I huff, slipping my one remaining red across the table toward her. Kentucky.

She claps her hands, grinning delightedly as she lines it up in the little row of cards in front of her. “He knows he can’t open the seals without you, but the others don’t.”

I smile. “Interesting.”

She rolls the dice and takes her turn, scowling when she doesn’t land on Free Parking and instead ends up on St. James Place.

Which currently belongs to me.

Begrudgingly, she shoves the fourteen dollars of fake money toward me.

“And his plan?”

She shrugs.

Clearly, if I expect her to be forthcoming, it’s going to cost me. I sigh, leaning back in my chair as I tip my chin toward the small pile of gold hundreds in the middle before I make a show of glancing over my shoulder pointedly. “Did you hear that?”

When I turn back toward the table, the stack of bills is mysteriously missing, and Mammon’s own pile of money is incrementally higher.

She makes a meal of thumbing through her five hundreds. “He thinks he can get Mother to open them without you.”

“Mother?”

“Or the Horsemen. All of us. Whichever comes easier, it seems.”

“Seems a bit—”

“Single-minded,” she finishes for me. “You know that was always Michael’s weakness.”

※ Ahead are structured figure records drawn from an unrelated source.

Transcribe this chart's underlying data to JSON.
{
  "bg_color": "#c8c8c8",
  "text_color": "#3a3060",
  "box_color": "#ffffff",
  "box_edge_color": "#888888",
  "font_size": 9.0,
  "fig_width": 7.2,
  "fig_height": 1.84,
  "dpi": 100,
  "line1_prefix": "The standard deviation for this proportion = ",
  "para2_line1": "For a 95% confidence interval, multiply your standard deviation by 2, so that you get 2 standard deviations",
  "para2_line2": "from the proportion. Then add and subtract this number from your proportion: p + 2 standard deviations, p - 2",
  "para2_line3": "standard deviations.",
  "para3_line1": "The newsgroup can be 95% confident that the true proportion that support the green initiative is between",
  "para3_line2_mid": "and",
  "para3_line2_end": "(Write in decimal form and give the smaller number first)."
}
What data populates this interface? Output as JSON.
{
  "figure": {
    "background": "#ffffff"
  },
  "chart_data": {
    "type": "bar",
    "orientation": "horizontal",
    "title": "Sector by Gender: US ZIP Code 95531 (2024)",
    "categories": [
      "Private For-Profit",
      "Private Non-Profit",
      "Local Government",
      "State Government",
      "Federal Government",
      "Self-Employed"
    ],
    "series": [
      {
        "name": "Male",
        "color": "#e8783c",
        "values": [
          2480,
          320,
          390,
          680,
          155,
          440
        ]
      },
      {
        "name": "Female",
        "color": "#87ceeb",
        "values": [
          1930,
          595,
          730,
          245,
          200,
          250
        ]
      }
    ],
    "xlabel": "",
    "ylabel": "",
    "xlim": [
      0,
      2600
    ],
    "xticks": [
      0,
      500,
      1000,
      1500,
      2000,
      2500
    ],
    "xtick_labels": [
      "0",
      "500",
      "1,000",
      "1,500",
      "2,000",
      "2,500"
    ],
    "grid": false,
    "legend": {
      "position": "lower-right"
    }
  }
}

“Mmph,” I grumble in agreement, moving my piece.

This time, I land on Park Place, and I’m forced to pay her the exorbitant rent fee.

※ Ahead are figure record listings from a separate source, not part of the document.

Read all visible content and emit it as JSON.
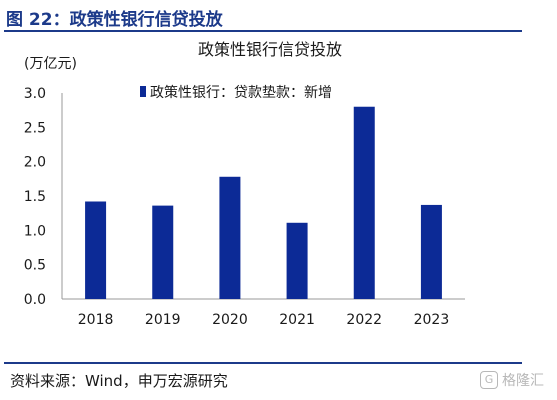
{
  "figure": {
    "title": "图 22：政策性银行信贷投放",
    "source": "资料来源：Wind，申万宏源研究",
    "watermark": {
      "text": "格隆汇",
      "badge": "G"
    }
  },
  "chart_data": {
    "type": "bar",
    "title": "政策性银行信贷投放",
    "unit_label": "(万亿元)",
    "legend": "政策性银行：贷款垫款：新增",
    "legend_position": "top-right",
    "categories": [
      "2018",
      "2019",
      "2020",
      "2021",
      "2022",
      "2023"
    ],
    "values": [
      1.42,
      1.36,
      1.78,
      1.11,
      2.8,
      1.37
    ],
    "ylim": [
      0,
      3.0
    ],
    "yticks": [
      "0.0",
      "0.5",
      "1.0",
      "1.5",
      "2.0",
      "2.5",
      "3.0"
    ],
    "bar_color": "#0c2a96",
    "grid": false
  }
}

“And what does any of this have to do with your skinny little bitch?” she says after several more turns in silence. She nods toward the living room, where my dossier remains. “She’s all that’s ever on your mind these days.”

I shrug. “Someone needs to teach her what it means to be divine, to use her power, and who better than my one and only beloved sister?”

Mimi scoffs.

“Don’t play coy, sissy. You’ve wanted another woman on this side of the celestial divide ever since Father chose to cast us out.”

“I wanted attention , connection.” She bristles. “You don’t know what it’s like being the sole female among so many—”

“Prideful peacocks?” I finish for her, quirking a brow.

She smirks. “I was going to say douchebags, actually.”

I lean back in my seat, resting my arm over the adjacent chair. “Be that as it may, I’d be willing to lend her to you if you needed—”

“What? Companionship? A friend? Don’t insult me, Lucifer. If I wanted a sister, I could do so much better than your little former-human pocket pussy. That’s for certain.”

But even I recognize that it’s simply a matter of her own pride getting the better of her.

I lean forward. “If you took her under your wing, she’d adore you.”

Greed grumbles, refusing to look at me.

“Mimi,” I give her a look of mock sympathy. “Or should I say ‘big sister’?”

“And what do I get out of all this, humph? Nothing more than a gold-plated Monopoly piece?” She waves a dismissive hand as she scoffs. “Please.”

I lean forward onto my knees, pinning her with a hard stare.

“How about a seat at my side when humanity starts to fall, Michael’s little plan to get Father to return fails, and I am the lone celestial left standing in the ashes, with the one and only person who’s the key to opening the pearly gates begging at my feet? ”

Mammon sets down the dice, leaning back in her chair as she looks at me. “All right, now I’m listening.”